“The Leadership Circle” developed an assessment tool I use in my leadership development work that has helped guide thousands of leaders to a more effective style of leadership. The tool probes deeply how people act as leaders, and also uniquely surfaces why we do what we do. The why results are called our “Reactive” tendencies and fall into three categories: Complying, Protecting and Controlling.
It turns out that the way we do anything is the way we do everything, and likely have been doing for most of our life – and there is an unseen cost to remaining in these behaviors. For example, in the past I had a tendency to let others speak before I did and sometimes kept my thoughts to myself (complying behavior). I’m now aware of the latent fears behind these behaviors that were probably based on getting “shushed” a few too many times or made wrong for speaking my opinions.
This behavior kept me mostly out of trouble but I found the more I complied, the more I got what I didn’t really want – more of the same thing from other people around me. Funny how I believed the “be quiet” voice inside would actually keep me happy. It didn’t – when I did speak up I wasn’t very skilled at giving voice to my inner thoughts and so it drastically upset a few relationships. At best the behavior was ineffective. At worst, the unseen costs of remaining passive became outwardly damaging.

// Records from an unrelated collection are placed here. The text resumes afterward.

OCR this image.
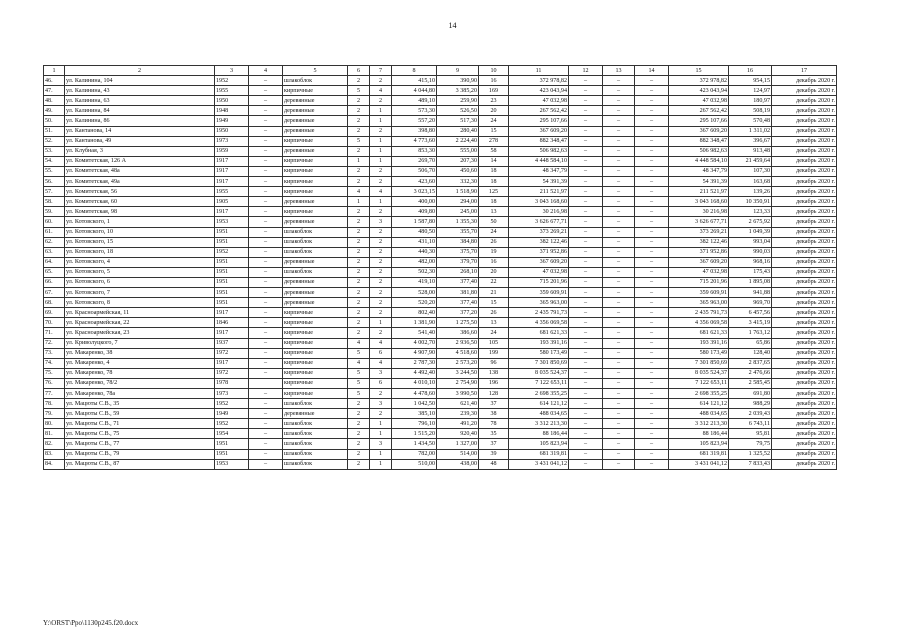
14
1	2	3	4	5	6	7	8	9	10	11	12	13	14	15	16	17
46.	ул. Калинина, 104	1952	–	шлакоблок	2	2	415,10	390,90	16	372 978,82	–	–	–	372 978,82	954,15	декабрь 2020 г.
47.	ул. Калинина, 43	1955	–	кирпичные	5	4	4 044,80	3 385,20	169	423 043,94	–	–	–	423 043,94	124,97	декабрь 2020 г.
48.	ул. Калинина, 63	1950	–	деревянные	2	2	489,10	259,90	23	47 032,98	–	–	–	47 032,98	180,97	декабрь 2020 г.
49.	ул. Калинина, 84	1948	–	деревянные	2	1	573,30	526,50	20	267 562,42	–	–	–	267 562,42	508,19	декабрь 2020 г.
50.	ул. Калинина, 86	1949	–	деревянные	2	1	557,20	517,30	24	295 107,66	–	–	–	295 107,66	570,48	декабрь 2020 г.
51.	ул. Кантанова, 14	1950	–	деревянные	2	2	398,80	280,40	15	367 609,20	–	–	–	367 609,20	1 311,02	декабрь 2020 г.
52.	ул. Кантанова, 49	1973	–	кирпичные	5	1	4 773,60	2 224,40	278	882 348,47	–	–	–	882 348,47	396,67	декабрь 2020 г.
53.	ул. Клубная, 3	1959	–	деревянные	2	1	853,30	555,00	58	506 982,63	–	–	–	506 982,63	913,48	декабрь 2020 г.
54.	ул. Комитетская, 126 А	1917	–	кирпичные	1	1	269,70	207,30	14	4 448 584,10	–	–	–	4 448 584,10	21 459,64	декабрь 2020 г.
55.	ул. Комитетская, 48а	1917	–	кирпичные	2	2	506,70	450,60	18	48 347,79	–	–	–	48 347,79	107,30	декабрь 2020 г.
56.	ул. Комитетская, 49а	1917	–	кирпичные	2	2	423,60	332,30	18	54 391,39	–	–	–	54 391,39	163,68	декабрь 2020 г.
57.	ул. Комитетская, 56	1955	–	кирпичные	4	4	3 023,15	1 518,90	125	211 521,97	–	–	–	211 521,97	139,26	декабрь 2020 г.
58.	ул. Комитетская, 60	1905	–	деревянные	1	1	400,00	294,00	18	3 043 168,60	–	–	–	3 043 168,60	10 350,91	декабрь 2020 г.
59.	ул. Комитетская, 98	1917	–	кирпичные	2	2	409,80	245,00	13	30 216,98	–	–	–	30 216,98	123,33	декабрь 2020 г.
60.	ул. Котовского, 1	1953	–	деревянные	2	3	1 587,80	1 355,30	50	3 626 677,71	–	–	–	3 626 677,71	2 675,92	декабрь 2020 г.
61.	ул. Котовского, 10	1951	–	шлакоблок	2	2	480,50	355,70	24	373 269,21	–	–	–	373 269,21	1 049,39	декабрь 2020 г.
62.	ул. Котовского, 15	1951	–	шлакоблок	2	2	431,10	384,80	26	382 122,46	–	–	–	382 122,46	993,04	декабрь 2020 г.
63.	ул. Котовского, 18	1952	–	шлакоблок	2	2	440,30	375,70	19	371 952,86	–	–	–	371 952,86	990,03	декабрь 2020 г.
64.	ул. Котовского, 4	1951	–	деревянные	2	2	482,00	379,70	16	367 609,20	–	–	–	367 609,20	968,16	декабрь 2020 г.
65.	ул. Котовского, 5	1951	–	шлакоблок	2	2	502,30	268,10	20	47 032,98	–	–	–	47 032,98	175,43	декабрь 2020 г.
66.	ул. Котовского, 6	1951	–	деревянные	2	2	419,10	377,40	22	715 201,96	–	–	–	715 201,96	1 895,08	декабрь 2020 г.
67.	ул. Котовского, 7	1951	–	деревянные	2	2	528,00	381,80	21	359 609,91	–	–	–	359 609,91	941,88	декабрь 2020 г.
68.	ул. Котовского, 8	1951	–	деревянные	2	2	520,20	377,40	15	365 963,00	–	–	–	365 963,00	969,70	декабрь 2020 г.
69.	ул. Красноармейская, 11	1917	–	кирпичные	2	2	802,40	377,20	26	2 435 791,73	–	–	–	2 435 791,73	6 457,56	декабрь 2020 г.
70.	ул. Красноармейская, 22	1846	–	кирпичные	2	1	1 381,90	1 275,50	13	4 356 069,58	–	–	–	4 356 069,58	3 415,19	декабрь 2020 г.
71.	ул. Красноармейская, 23	1917	–	кирпичные	2	2	541,40	386,60	24	681 621,33	–	–	–	681 621,33	1 763,12	декабрь 2020 г.
72.	ул. Криволуцкого, 7	1937	–	кирпичные	4	4	4 002,70	2 936,50	105	193 391,16	–	–	–	193 391,16	65,86	декабрь 2020 г.
73.	ул. Макаренко, 38	1972	–	кирпичные	5	6	4 907,90	4 518,60	199	580 173,49	–	–	–	580 173,49	128,40	декабрь 2020 г.
74.	ул. Макаренко, 4	1917	–	кирпичные	4	4	2 787,30	2 573,20	96	7 301 850,69	–	–	–	7 301 850,69	2 837,65	декабрь 2020 г.
75.	ул. Макаренко, 78	1972	–	кирпичные	5	3	4 492,40	3 244,50	138	8 035 524,37	–	–	–	8 035 524,37	2 476,66	декабрь 2020 г.
76.	ул. Макаренко, 78/2	1978		кирпичные	5	6	4 010,10	2 754,90	196	7 122 653,11	–	–	–	7 122 653,11	2 585,45	декабрь 2020 г.
77.	ул. Макаренко, 78а	1973	–	кирпичные	5	2	4 478,60	3 990,50	128	2 698 355,25	–	–	–	2 698 355,25	691,80	декабрь 2020 г.
78.	ул. Мацюты С.В., 35	1952	–	шлакоблок	2	3	1 042,50	621,40	37	614 121,12	–	–	–	614 121,12	988,29	декабрь 2020 г.
79.	ул. Мацюты С.В., 59	1949	–	деревянные	2	2	385,10	239,30	38	488 034,65	–	–	–	488 034,65	2 039,43	декабрь 2020 г.
80.	ул. Мацюты С.В., 71	1952	–	шлакоблок	2	1	796,10	491,20	78	3 312 213,30	–	–	–	3 312 213,30	6 743,11	декабрь 2020 г.
81.	ул. Мацюты С.В., 75	1954	–	шлакоблок	2	1	1 515,20	920,40	35	88 186,44	–	–	–	88 186,44	95,81	декабрь 2020 г.
82.	ул. Мацюты С.В., 77	1951	–	шлакоблок	2	3	1 434,50	1 327,00	37	105 823,94	–	–	–	105 823,94	79,75	декабрь 2020 г.
83.	ул. Мацюты С.В., 79	1951	–	шлакоблок	2	1	782,00	514,00	39	681 319,81	–	–	–	681 319,81	1 325,52	декабрь 2020 г.
84.	ул. Мацюты С.В., 87	1953	–	шлакоблок	2	1	510,00	438,00	48	3 431 041,12	–	–	–	3 431 041,12	7 833,43	декабрь 2020 г.
Y:\ORST\Ppo\1130p245.f20.docx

Through my own personal growth, I’m learning more how to be skillful at speaking up at the same time I give myself permission not to sacrifice honesty for skillfulness. By having a clear sense of what I’d like the outcome to be I can commit to everyone’s voice being heard. And what a difference! People begin to respect and even ask for my thoughts and listen intently to what I have to say.
Where do you think your Reactive behaviors are getting unnecessarily in your way and what are the unseen costs of continuing them?